Desconocidos
¿Entre quiénes vivimos sin saber nada de sus vidas? Eso es la ciudad, en parte.
El móvil. Ella ha venido de Ucrania y trabaja en una tienda de ropa. Su hermano lucha en el frente de guerra. Cada mañana, nada más levantarse en València, mira el teléfono. Es lo primero que hace. Como un tic. No mira los megusta; no está su vida para narcisismos fútiles, lujos propios del primer mundo. No. Ella entra en el whatsapp. Si su hermano se conectó hace unas horas, es que sigue vivo. Y entonces respira.
Ellos dos, una pareja de cincuenta años, también miran el teléfono de pie en la ancha acera. Acaban de llegar de Perú. Les dijeron que los pasajes incluían una habitación de hotel para las dos primeras noches. No ha sido así.
Preguntan, con el rostro tatuado de ignorancia, dónde pueden dormir. No tienen trabajo. Ningún contacto. No saben qué van a hacer.
Llevan como veinte cuadras caminadas. Parecen menos cansados que desubicados, como una brújula con la aguja quebrada. Ya es medianoche pasada. Uno los intenta ayudar para calmar su conciencia, porque si de verdad les quisiera ayudar les cedería su cama o un sofá. Pero no: les dice que la pensión más barata les cuesta ochenta euros y tienen que reservarla por Booking antes de la una de la madrugada.
Solo faltan diez minutos para que expire la oferta.
La mujer mira el móvil.
Dice que en su país todavía es de día, como si eso significara algo.
Dice que le están mandando mensajes de cómo están. Bien, contesta.
Ella no lo dice, pero ni sabe qué es Booking ni sabe, seguramente, cuánto son 80 euros. Mejor seguiremos buscando, dice él. Y se pierden, entre el frío de la noche y la soledad de las farolas, con las maletas a rastras.
El enigma. ¿Entre quiénes vivimos sin saber nada de sus vidas? Eso es la ciudad, en parte. Ese sentimiento de alienación naturalizada permea la magnífica exposición antológica de Juana Francés en el IVAM de Alcoi. Nacida en Alicante, Juana Francés fue la única mujer que integró el grupo artístico El Paso, la vanguardia comprometida de finales de los cincuenta, un arrebato contra la dictadura. Estaban Saura, Millares, Feito, Chirino, Canogar. También Juana Francés, tan olvidada.
Hay dos fases muy interesantes y contrastadas en la muestra.

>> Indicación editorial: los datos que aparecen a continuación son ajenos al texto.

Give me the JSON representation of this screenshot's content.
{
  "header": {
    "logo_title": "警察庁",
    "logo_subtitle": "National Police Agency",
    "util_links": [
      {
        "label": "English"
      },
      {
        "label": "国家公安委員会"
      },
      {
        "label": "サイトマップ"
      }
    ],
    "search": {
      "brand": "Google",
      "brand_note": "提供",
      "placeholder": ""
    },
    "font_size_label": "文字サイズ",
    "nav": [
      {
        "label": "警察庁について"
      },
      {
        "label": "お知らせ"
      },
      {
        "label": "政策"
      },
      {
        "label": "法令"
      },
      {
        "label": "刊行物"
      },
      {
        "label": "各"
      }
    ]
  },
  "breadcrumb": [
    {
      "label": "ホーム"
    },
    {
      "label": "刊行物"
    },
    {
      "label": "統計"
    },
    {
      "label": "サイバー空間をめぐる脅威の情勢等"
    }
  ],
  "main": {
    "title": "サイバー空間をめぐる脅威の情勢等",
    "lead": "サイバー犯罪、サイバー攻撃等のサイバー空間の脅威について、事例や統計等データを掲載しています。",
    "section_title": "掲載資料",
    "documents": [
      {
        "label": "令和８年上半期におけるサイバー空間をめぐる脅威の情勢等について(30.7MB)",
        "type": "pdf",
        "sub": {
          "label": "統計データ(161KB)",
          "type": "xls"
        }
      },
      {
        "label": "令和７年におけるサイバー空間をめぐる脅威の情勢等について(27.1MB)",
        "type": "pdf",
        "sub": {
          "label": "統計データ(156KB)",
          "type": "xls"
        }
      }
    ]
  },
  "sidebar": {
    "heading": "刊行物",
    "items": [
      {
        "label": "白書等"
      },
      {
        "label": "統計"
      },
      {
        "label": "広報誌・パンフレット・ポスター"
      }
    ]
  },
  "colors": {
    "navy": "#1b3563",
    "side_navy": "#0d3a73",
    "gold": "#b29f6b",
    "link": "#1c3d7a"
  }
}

Una –El hombre y la ciudad– explora la deshumanización urbana. Desde el informalismo matérico, Juana Francés expresó la opresión que ejercen sobre el individuo urbano el capitalismo, la sociedad de consumo, el estrés. Pintó a seres colonizados por una tecnología que los aislaba y los recluía en una soledad disfrazada de progreso. Grandes edificios, aparatos tecnológicos, incomunicación humana. Eso, en los años sesenta.

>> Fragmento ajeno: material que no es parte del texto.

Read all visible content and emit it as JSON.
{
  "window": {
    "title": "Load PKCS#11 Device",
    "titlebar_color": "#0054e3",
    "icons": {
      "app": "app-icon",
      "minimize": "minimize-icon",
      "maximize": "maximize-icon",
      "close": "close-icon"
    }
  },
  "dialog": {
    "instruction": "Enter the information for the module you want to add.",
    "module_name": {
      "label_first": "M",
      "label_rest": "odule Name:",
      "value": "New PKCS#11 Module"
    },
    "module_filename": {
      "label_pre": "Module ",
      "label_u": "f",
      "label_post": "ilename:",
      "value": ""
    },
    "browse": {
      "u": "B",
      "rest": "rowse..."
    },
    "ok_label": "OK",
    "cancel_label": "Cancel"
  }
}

La otra fase son sus figuras enigmáticas. Especialmente esas mujeres pintadas sin boca en el rostro. Sin boca para hablar, protestar, reivindicar. Personas angustiadas. Incapaces de rebelarse con la palabra ante un sistema opresor.
Eso lo rompió ella. En una vitrina reposa un texto breve manuscrito por ella misma. “Razón y visión de mi arte –escribe–: Siento la ineludible necesidad de pintar, de luchar con el lienzo hasta poder volcar en él algo de lo que en mí existe. ¿Está en mí, dentro de mí, o fuera, rozándome siempre? Mi lucha es coger ‘ese algo’ con las manos, verlo con los ojos, petrificarlo allí en la obra. ¿Lo consigo? Nunca sé, al final, quién es el vencedor. Solo sé que he satisfecho, momentáneamente, mi imperiosa necesidad de expresión”. Qué censura puede cubrir esa boca.
La calle. En la ciudad, por las noches, andan ahora con capuchas y banderas. Hablan de putodefender España. Arengan a quemar sedes políticas. Dicen que España ha despertado. Tienen boca. De dónde vienen. De qué tiempo vienen. Quiénes son.
Mañana, a primera hora, ella mirará el móvil.
Ellos dos seguirán con las maletas a cuestas.
Desconocidos, todos, en la gran ciudad.